Greenwald told Reuters on Tuesday that Snowden would likely accept asylum in Venezuela, one of three Latin American countries that have made that offer.
Snowden’s leaks on U.S. spying secrets, including eavesdropping on global email traffic, have upset Washington’s friends and foes alike.
Latin American leaders lashed out at the United States after Greenwald reported in a Brazilian newspaper that the U.S. targeted most of the region with spying programs that monitored Internet traffic.
Washington has urged nations not to give Snowden safe passage.
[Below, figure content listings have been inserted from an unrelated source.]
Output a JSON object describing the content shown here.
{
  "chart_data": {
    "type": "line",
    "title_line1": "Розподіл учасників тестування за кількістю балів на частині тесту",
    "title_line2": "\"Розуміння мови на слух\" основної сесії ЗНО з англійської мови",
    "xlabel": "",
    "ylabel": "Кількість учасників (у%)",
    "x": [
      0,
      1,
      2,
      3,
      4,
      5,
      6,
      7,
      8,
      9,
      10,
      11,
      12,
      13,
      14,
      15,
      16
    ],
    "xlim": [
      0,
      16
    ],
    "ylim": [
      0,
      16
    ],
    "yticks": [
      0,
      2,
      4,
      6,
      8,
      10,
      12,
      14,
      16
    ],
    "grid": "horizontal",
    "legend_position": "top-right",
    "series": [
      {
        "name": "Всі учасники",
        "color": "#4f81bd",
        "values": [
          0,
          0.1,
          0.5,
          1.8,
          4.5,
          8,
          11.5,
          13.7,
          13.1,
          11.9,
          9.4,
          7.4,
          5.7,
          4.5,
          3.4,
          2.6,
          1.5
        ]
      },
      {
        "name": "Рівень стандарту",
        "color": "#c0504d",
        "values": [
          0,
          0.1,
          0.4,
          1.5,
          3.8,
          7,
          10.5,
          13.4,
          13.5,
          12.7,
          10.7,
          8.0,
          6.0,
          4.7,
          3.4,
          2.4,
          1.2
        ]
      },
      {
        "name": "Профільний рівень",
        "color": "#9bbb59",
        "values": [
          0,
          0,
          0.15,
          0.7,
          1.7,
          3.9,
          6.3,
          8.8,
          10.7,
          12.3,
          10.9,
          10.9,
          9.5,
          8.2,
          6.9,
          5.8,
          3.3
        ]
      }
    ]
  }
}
Greenwald said in his interview with La Nacion that documents Snowden has tucked away in different parts of the world detail which U.S. spy programs capture transmissions in Latin America and how they work.
“One way of intercepting communications is through a telephone company in the United States that has contracts with telecommunications companies in most Latin American countries,” Greenwald said, without specifying which company.
I would think that if Snowden knows the names and locations of our intelligence assets in certain parts of the world, that might constitute our “worst nightmare.” Otherwise, methods of gathering intelligence, once exposed, would cause a major inconvenience for a few months, but probably not permanently affect our ability to snoop. Networks could be rebuilt with difficulty, but eventually we’d have the same capabilities that we started with.
Is Snowden paranoid to believe he might be in danger? I would think he’d be in far greater danger from some other country’s intelligence agents (who would love to get a hold of him for purposes of wringing from him valuable intel) than from the U.S. government. If he takes a bullet, who’s going to believe it wasn’t the U.S.?
It seems a certainty that we are in for a long period of revelations from Mr. Snowden, which in and of itself might constitute the U.S. government’s worst nightmare.